The color drained from Crow’s face and his mind reeled at the unimaginable possibilities.
“Wait a minute,” he said. “You’re saying Wallace did . . . did what? You think he killed his family?”
“Killed them, dumped the bodies and erased all signs of them living here.”
Crow snapped his teeth together. “No! That’s bullshit. Wallace lives for those boys and he would never harm a hair on Alicia’s head. He loves her, loves
them
. He wouldn’t just snap. No way. They’re his goddamn life.”
“When did you see him last?” asked Marvin.
“Yesterday. We were both working. Same shift.”
“He seem okay?”
“Yeah, he was fine. Crackin’ his usual lousy jokes, you know?”
Crow remembered Wallace talking about going to Bellingham with the family for the weekend. The boys were stoked because the hotel had a swimming pool, and Alicia was looking forward to finding some bargains at the mall.
“And you haven’t noticed anything odd in his behavior,” said Marvin. “Depression, anger, hitting the bottle, anything like that?”
“Nothing.” Crow snapped his answer, not liking the question.
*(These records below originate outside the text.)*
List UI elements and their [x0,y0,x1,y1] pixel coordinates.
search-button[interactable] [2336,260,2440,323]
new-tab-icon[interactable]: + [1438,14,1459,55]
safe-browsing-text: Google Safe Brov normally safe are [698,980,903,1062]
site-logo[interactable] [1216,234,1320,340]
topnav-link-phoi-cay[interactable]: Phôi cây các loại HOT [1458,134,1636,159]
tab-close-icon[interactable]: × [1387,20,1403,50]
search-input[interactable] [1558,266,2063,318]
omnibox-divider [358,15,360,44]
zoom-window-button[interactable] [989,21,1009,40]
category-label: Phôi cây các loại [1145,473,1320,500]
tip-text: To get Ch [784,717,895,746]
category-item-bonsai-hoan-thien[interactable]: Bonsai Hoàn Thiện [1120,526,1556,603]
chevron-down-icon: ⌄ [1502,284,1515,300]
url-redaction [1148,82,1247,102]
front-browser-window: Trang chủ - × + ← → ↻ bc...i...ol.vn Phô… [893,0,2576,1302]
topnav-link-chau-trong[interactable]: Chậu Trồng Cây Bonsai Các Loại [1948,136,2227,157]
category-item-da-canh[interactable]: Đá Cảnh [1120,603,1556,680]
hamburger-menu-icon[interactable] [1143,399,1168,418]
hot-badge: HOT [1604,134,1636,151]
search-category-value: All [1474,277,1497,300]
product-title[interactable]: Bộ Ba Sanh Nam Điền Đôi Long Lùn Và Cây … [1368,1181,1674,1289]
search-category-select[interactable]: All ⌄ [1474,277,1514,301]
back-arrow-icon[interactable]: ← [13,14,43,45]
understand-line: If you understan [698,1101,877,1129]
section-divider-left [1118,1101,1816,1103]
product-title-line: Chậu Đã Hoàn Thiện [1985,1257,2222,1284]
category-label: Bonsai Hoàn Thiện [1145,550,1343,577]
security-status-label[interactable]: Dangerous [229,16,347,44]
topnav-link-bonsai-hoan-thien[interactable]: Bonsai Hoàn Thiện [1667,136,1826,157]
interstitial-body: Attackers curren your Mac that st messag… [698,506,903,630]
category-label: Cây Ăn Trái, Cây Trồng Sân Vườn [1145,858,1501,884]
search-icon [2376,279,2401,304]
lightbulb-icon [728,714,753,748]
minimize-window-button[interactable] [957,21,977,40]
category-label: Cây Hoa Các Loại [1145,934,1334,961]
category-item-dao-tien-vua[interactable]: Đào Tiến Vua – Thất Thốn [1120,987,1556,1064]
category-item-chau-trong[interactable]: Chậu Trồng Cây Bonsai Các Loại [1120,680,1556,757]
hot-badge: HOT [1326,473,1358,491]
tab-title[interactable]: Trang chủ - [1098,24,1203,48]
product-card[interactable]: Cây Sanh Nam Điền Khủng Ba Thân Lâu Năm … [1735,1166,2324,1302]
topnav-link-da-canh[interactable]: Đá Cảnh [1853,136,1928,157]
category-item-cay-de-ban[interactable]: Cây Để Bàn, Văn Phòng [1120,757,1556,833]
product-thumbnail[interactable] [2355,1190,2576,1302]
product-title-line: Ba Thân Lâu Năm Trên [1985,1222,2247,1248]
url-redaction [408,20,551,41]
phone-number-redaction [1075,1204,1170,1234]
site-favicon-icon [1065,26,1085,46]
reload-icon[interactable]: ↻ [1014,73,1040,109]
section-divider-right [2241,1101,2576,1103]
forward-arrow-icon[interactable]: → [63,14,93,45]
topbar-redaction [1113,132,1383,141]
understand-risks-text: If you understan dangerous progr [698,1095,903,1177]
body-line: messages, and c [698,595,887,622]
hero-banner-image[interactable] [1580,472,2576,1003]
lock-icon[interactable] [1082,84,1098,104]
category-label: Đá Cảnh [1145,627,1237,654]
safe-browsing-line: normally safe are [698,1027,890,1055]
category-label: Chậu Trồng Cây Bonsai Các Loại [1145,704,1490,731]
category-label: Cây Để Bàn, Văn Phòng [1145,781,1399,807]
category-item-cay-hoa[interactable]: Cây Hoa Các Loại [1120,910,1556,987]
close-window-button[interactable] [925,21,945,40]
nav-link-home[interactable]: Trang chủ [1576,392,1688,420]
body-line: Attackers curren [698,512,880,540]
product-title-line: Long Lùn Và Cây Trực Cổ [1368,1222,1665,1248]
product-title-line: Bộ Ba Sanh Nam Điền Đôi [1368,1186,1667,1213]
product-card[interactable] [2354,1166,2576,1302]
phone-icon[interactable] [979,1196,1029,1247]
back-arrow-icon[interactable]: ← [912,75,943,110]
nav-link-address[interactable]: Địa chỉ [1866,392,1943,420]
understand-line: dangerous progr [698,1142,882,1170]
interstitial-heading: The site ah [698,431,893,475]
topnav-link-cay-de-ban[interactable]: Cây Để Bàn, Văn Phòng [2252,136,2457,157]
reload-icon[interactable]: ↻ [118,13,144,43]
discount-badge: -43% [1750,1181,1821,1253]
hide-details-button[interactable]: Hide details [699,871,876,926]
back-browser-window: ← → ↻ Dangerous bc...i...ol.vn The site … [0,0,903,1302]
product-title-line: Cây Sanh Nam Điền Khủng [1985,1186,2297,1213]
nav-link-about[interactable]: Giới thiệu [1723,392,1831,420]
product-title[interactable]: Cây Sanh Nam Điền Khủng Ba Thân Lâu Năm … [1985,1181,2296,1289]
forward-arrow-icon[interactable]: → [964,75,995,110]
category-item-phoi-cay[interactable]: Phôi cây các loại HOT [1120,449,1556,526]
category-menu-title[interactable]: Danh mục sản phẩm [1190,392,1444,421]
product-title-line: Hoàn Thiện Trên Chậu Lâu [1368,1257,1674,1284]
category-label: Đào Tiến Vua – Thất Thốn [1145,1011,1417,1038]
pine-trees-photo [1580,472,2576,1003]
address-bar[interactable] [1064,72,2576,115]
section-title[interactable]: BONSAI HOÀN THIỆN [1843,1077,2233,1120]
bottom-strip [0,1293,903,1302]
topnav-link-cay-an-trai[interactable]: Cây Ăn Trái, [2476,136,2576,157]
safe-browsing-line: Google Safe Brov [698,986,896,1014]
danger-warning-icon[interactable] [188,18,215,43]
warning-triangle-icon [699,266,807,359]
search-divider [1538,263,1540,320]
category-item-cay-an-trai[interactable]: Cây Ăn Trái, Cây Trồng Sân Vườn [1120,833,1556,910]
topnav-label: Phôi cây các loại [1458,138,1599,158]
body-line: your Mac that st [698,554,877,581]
It felt like he was being grilled and . . .
when had Marvin grown a pair?
“When was the last time you saw Alicia and the boys?” asked Marvin.
Crow hesitated. Tried to think. Delilah saw Alicia all the time. They talked just about every day.
“Last weekend,” said Crow.
“You sure?”
“Yeah, we all went to the park. The boys were kicking a soccer ball around. The girls played on the swings.”
“Huh.”
Crow cringed. He hated that type of vague response. It was so . . . cop like.
“Wallace just has the one vehicle, right?” Marvin asked.
“Yeah, the minivan. Is it around?”
“No, it’s missing.”
“Huh.” Give him a taste of his own medicine.
“So why were you coming to see him? It’s late.”
Marvin’s tone had changed and Crow knew he was no longer talking to his cousin. He was talking to a cop.
“I went out for a drive,” said Crow. “Too much estrogen flowing at home, so I thought I’d see if Wallace was still awake and we could play a couple games of pool. He has a table set up in his garage.”
“I saw that,” said Marvin. His voice had grown distant as Crow’s apparent usefulness faded.
Crow heard the sliding door being pulled open and Marvin’s heavy footsteps slap the linoleum floor of Wallace’s kitchen. For some reason, it caused a shiver to run down his spine.
Why was there blood on the floor?
Were Alicia and the kids okay?
Was Wallace?
Crow chewed his bottom lip again.
Marvin was fucking useless.
He didn’t have any answers, just questions and Crow didn’t like the direction they were going.
“If Wallace gets in touch, call me,” said Marvin. “It would be better for him if he comes to us rather than gets picked up on a warrant. We’re issuing that now.”
“If he calls,” said Crow. “I’ll—”
Crow hung up without finishing. It would have been another lie anyway. He rubbed his hands across his face while he processed what Marvin had told him. But the more he thought about it, the less he believed.
Marvin may be family, but Wallace was his brother. Not through blood or marriage or drunken indiscretion. By choice. And the people you choose to bring into your life, to share your heart and your home, those were your
real
brothers and sisters. They became part of your soul, your spirit, and to doubt them was to doubt yourself.